80歳のわたしから、今のわたしへというライティングをしたことがあって、その文章を読み返しては、本当に80歳のわたしと繋がった気持ちになる。
早くそこにいきたい。
でも、そこにいって満たされているあなたになれるのか、それが不安な今なのだ。
24歳のわたしにも会いに行ってあげたい。
24歳のわたしからすると、今のわたしは希望だ。
怖い怖いと思いながら、明日も生きていくのかなぁ。
一瞬のきらめきじゃなくて、長く細く続く安心が欲しい。
もうすぐ、年末になる。
*****
11月なのに暑い。信じられないほど暑い。
どのくらい暑いかと言うと、眠る時室温計が26度になっているほど暑い。
その上湿気もすごくて、なんだか不気味というか、とにかく嫌な感じだ。
カラッとした秋がついこの間やっと来てくれたと思ったら、ジメジメとした梅雨…みたいな。雨は降っていないのに湿気を感じるのも不気味だ。わたしは日本に住んでいたはずなのに…
この間息子にアホほど高い自転車を買わされた。わたしの自転車よりうんと高い。
自転車が欲しいと言うのでネットでどんなものがあるのか一緒に見ていたら、一目惚れをしてしまったらしい。
県内にある自転車屋さんでは取り扱っていなさそうで、どこにあるか事前に調べようと思って何軒か電話をして聞いたらどこにもなかった。

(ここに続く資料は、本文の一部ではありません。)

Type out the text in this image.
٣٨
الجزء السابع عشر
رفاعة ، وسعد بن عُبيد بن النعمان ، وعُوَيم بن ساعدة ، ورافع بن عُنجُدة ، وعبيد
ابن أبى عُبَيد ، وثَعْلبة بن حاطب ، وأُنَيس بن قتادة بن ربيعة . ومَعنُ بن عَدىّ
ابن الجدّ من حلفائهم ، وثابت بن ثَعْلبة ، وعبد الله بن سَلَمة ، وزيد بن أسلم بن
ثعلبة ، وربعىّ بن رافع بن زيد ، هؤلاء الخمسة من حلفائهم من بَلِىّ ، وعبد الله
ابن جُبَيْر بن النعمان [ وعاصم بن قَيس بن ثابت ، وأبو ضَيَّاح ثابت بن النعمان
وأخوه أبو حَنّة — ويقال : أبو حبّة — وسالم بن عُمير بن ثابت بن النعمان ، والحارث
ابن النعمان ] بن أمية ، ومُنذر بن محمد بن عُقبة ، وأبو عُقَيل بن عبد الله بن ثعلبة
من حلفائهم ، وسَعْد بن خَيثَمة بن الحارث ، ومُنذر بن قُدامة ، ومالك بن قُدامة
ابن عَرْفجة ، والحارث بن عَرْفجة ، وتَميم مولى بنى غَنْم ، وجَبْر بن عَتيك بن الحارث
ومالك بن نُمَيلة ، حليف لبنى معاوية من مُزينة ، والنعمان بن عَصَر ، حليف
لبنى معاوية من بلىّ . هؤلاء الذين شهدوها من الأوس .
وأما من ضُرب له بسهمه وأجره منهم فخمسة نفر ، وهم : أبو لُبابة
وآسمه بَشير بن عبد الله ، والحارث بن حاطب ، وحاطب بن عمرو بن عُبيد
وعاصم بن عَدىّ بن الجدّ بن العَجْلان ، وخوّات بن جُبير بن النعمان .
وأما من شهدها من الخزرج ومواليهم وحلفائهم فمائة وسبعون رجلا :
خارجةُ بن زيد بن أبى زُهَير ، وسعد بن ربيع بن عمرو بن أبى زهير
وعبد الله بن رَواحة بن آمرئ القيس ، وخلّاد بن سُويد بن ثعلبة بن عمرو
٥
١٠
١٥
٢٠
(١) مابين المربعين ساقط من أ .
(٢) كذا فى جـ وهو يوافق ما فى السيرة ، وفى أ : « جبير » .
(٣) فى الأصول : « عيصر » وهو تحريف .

もう行って見てから買おうよと息子をなだめて、近所の自転車屋さんに行ったら…まさかの置いてあった。
思わず「あるんかい!」と言ってしまった。
息子の気持ちがわかる。
もう違う自転車じゃダメなのだ。
その自転車でなければ、買う意味がないのだ。
泣く泣く数枚の諭吉を見送った。
「うんめいだよ。息子くんがくるのを待ってくれていたんだよ」
「うんめい」なんて言葉、どこで覚えたんだろう。本当にびっくりする、と思って母に伝えたら、「あなたの口癖だから」とさらりと言われて驚いた。
え?は?言ってないけど?と言うと、
「自覚ないの?よく言ってるよ。物を無くした時とか、息子くんが欲しかったものがなくてぐずってるときとか。そういう運命なんだよ、その方がいいからだよって。今日買わないほうが良かったんだよ、どこか違うお家に行ったのかもしれない、とか。そういう運命だよとかよく言ってるよ」と。
言ってるわ。笑
でも本当にそう思って言っている。
わたしは運がいい自覚があって、最終的に勘とか嗅覚とかその場で受けた印象みたいなことで大きな決断をすることも多くて、でもそれって結局運命のような気がしている。

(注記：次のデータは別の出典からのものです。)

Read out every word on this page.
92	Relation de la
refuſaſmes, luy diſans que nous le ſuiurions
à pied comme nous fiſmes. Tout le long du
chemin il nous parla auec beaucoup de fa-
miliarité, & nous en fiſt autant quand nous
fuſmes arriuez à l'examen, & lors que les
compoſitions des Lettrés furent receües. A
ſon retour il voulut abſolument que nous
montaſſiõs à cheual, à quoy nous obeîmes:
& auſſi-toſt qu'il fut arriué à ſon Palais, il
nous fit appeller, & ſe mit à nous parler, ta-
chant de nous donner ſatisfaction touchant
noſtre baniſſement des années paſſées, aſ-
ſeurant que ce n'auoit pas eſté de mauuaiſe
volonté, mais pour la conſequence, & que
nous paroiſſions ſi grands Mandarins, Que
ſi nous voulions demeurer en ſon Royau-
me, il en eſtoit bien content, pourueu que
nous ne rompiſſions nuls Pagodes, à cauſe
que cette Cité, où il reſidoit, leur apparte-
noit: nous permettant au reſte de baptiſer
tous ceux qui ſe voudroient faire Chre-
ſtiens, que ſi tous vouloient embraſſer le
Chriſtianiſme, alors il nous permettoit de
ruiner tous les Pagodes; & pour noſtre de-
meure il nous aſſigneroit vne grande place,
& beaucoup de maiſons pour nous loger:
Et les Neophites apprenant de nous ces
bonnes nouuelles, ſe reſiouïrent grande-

「悪いこと」に思えることが実はあとで「よかったこと」になったりもするし、逆もまたしかり。
だからあまり目の前のネガティブにとらわれたくないし、息子にもこっちの方が良かったんだと思って前向きにいて欲しいなという気持ちもある。
だってあっちがよかったなーと思い続けるのってもったいないから。
今回の自転車だって、本当に運だった。
あれだけ電話で聞いたお店(大型店舗)にはなかったのに、たまたま近所の小さな自転車屋さんに置いてあって、たまたまそのお店に行って出会えたから。
それから毎週末息子は自転車に乗り、わたしはその横を並走している。
毎週末iPhoneの歩数計が一万歩を超えている。
この間は夜寝ていたら足がつった。
息子のお父さんは自転車で旅をする人だったので、血は争えないなーと息子を見ていて思う。
いつかこの子も言い出しそうだ、自転車でちょっと北海道まで行ってくるね〜とか。
行ってらっしゃい、どこまでも。
世界は君が思うよりもうんと広く美しいところだよ。
そう言ってあげられる、自分でありたい。
心からそう思って、そう言ってあげたい。